Mr. and Mrs. Warner had three sons — Marlin, Gerry and Greg — and by the late 1970s Mr. Warner had semi-retired, turning over the business to his sons. That may have been Mr. and Mrs. Warner’s proudest achievement. Not only had they built a thriving business but turned it over to their children who continued what their parents gave them and expanded the business to what it is today.
“We now have grandchildren working here,” Mr. Warner proudly told me once.
I have bought my last two boats from Warner’s Dock and they have done all my boat, motor and trailer maintenance for the last 15 years. Every time I stopped in I saw Mr. Warner. Although semi-retired he came in to work every day. “He would get here about 9:45,” his son Gerry said. “And then leave about 4:15.” One of his grandsons told me that even when he was in his 80s, Mr. Warner would still help get pontoon boats from the factory.

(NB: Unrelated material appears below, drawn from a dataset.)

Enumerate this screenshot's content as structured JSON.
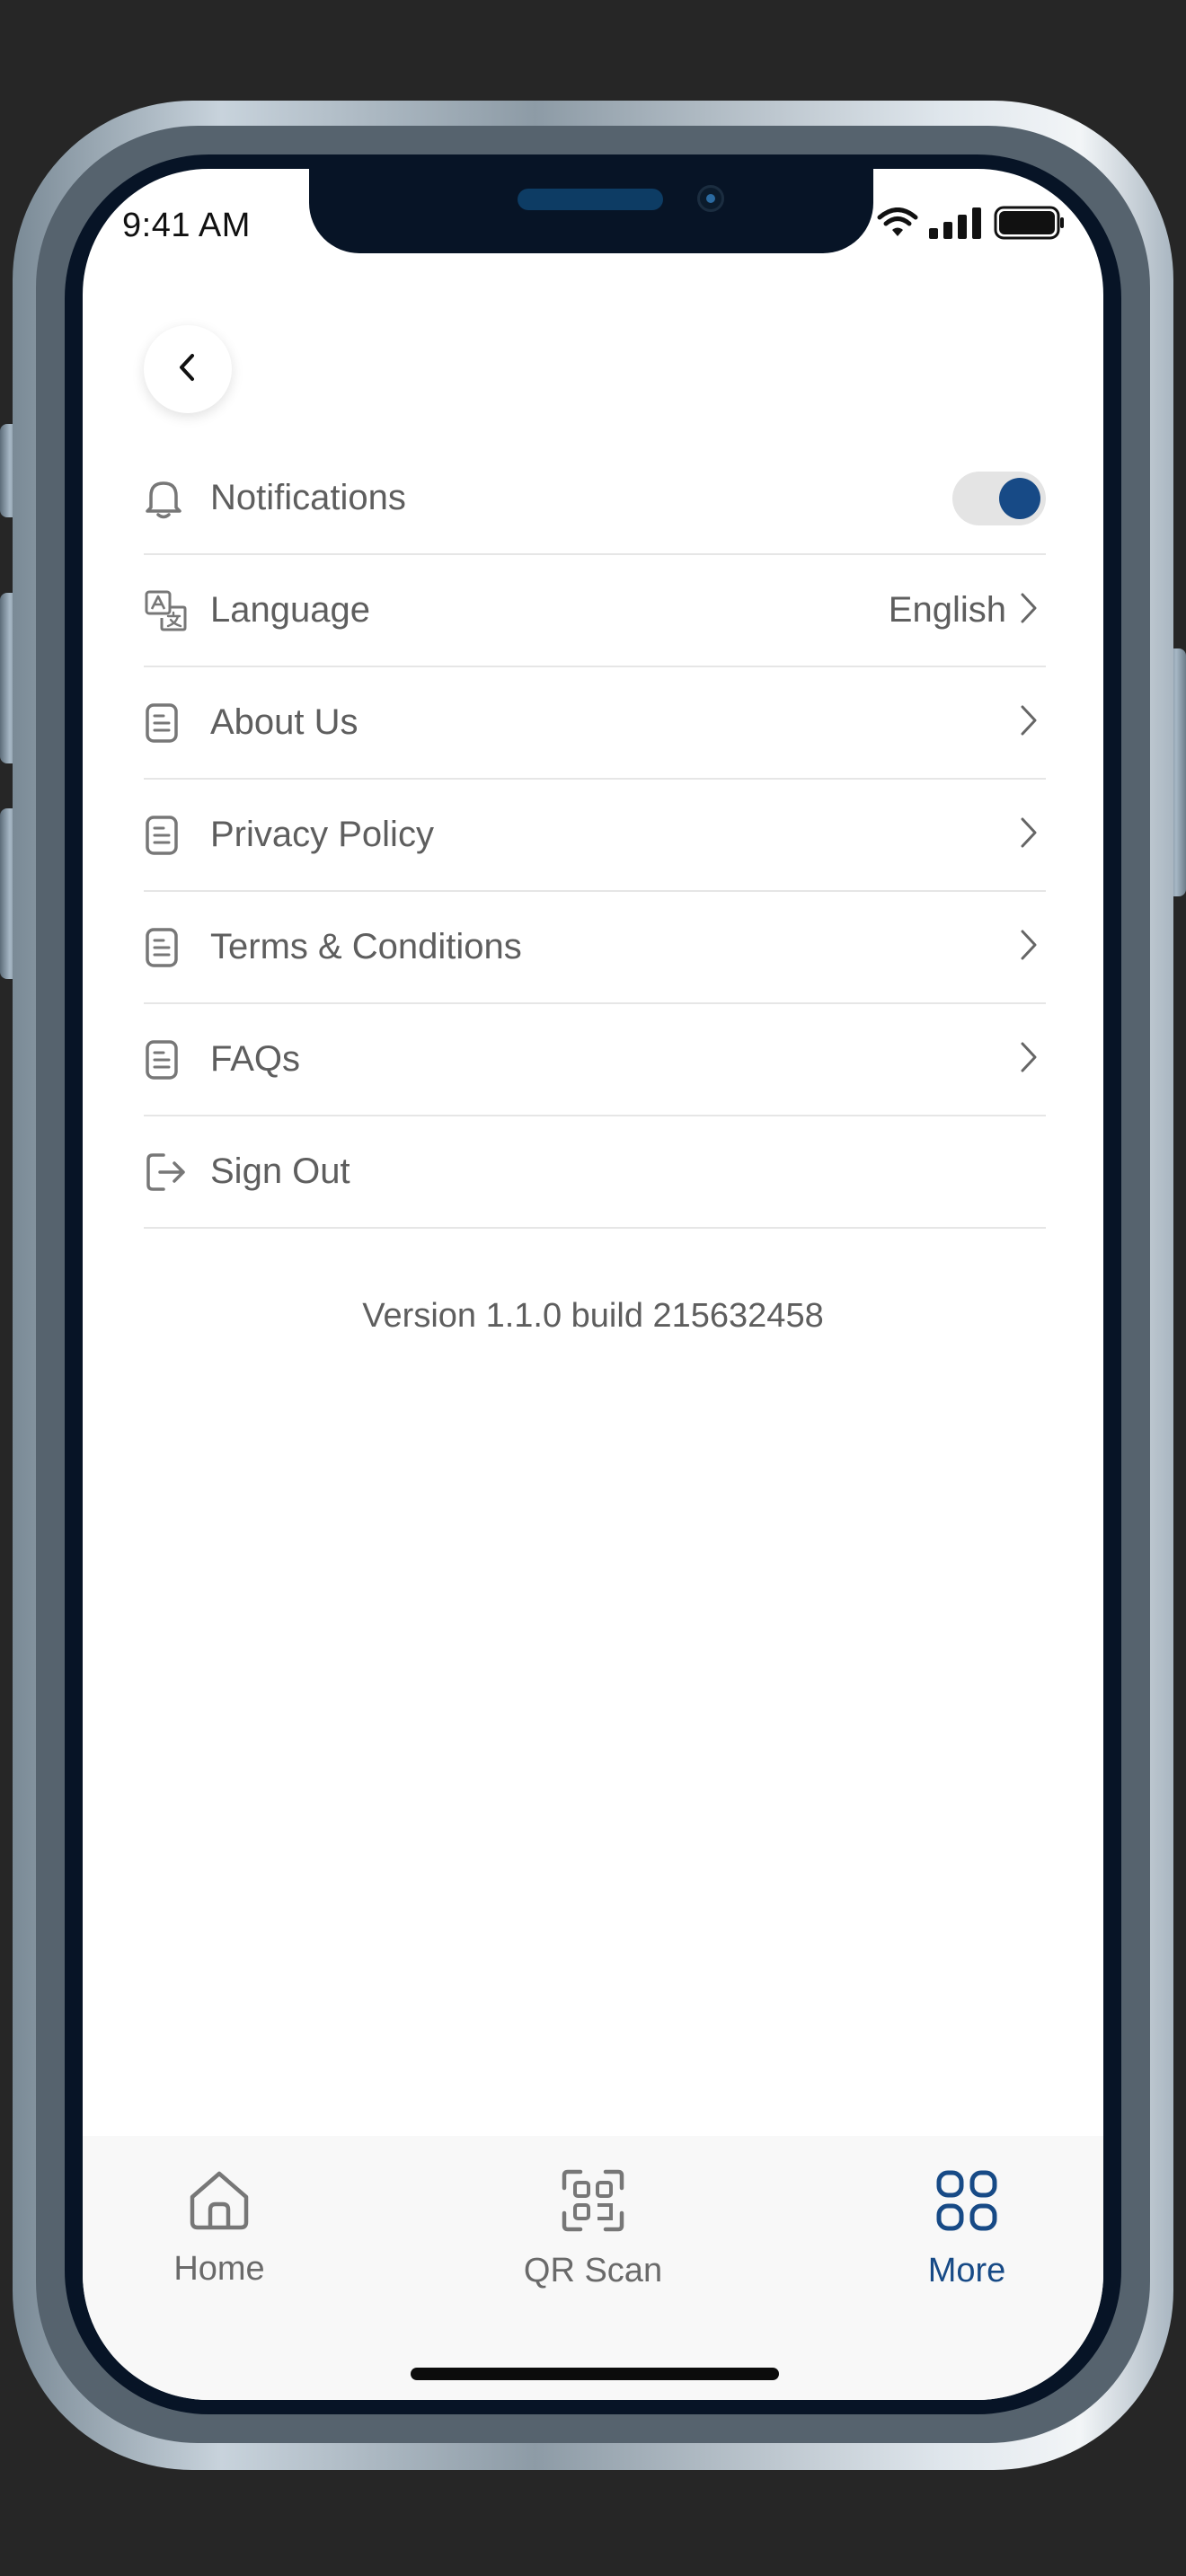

He had a small desk in their upstairs offices and every time I was in I would look for him and then go up to talk to him. Earlier this spring I dropped the boat off at the Boat Doctor late one afternoon for its spring checkup. I did not see Mr. Warner then so I thought I just got there too late and he had left earlier in the day. A couple of weeks later I picked up the boat and again it was late in the afternoon. He wasn’t there then either. It dawned on me that I haven’t seen him in a while since I seldom drop in during the winter.
A few days later at the Sportsman Show I saw Gerry and asked about his father. He had died in November, Gerry told me. He had a stroke one afternoon at work.
Mr. Warner was part of the generation that had fought to save the world from tyranny which in itself deserves our gratitude. He came home and started a business that embodies the best of the American dream and thrives today after almost 70 years and now for a third generation of his family. What a legacy Mr. Warner left. His family and friends and all of us that came into Warner’s Dock have had our lives enriched because we knew him.
Editor’s Note: The Notes From The Dockside is an exclusive feature appearing in the Hudson Star-Observer on the first and third issues of each month.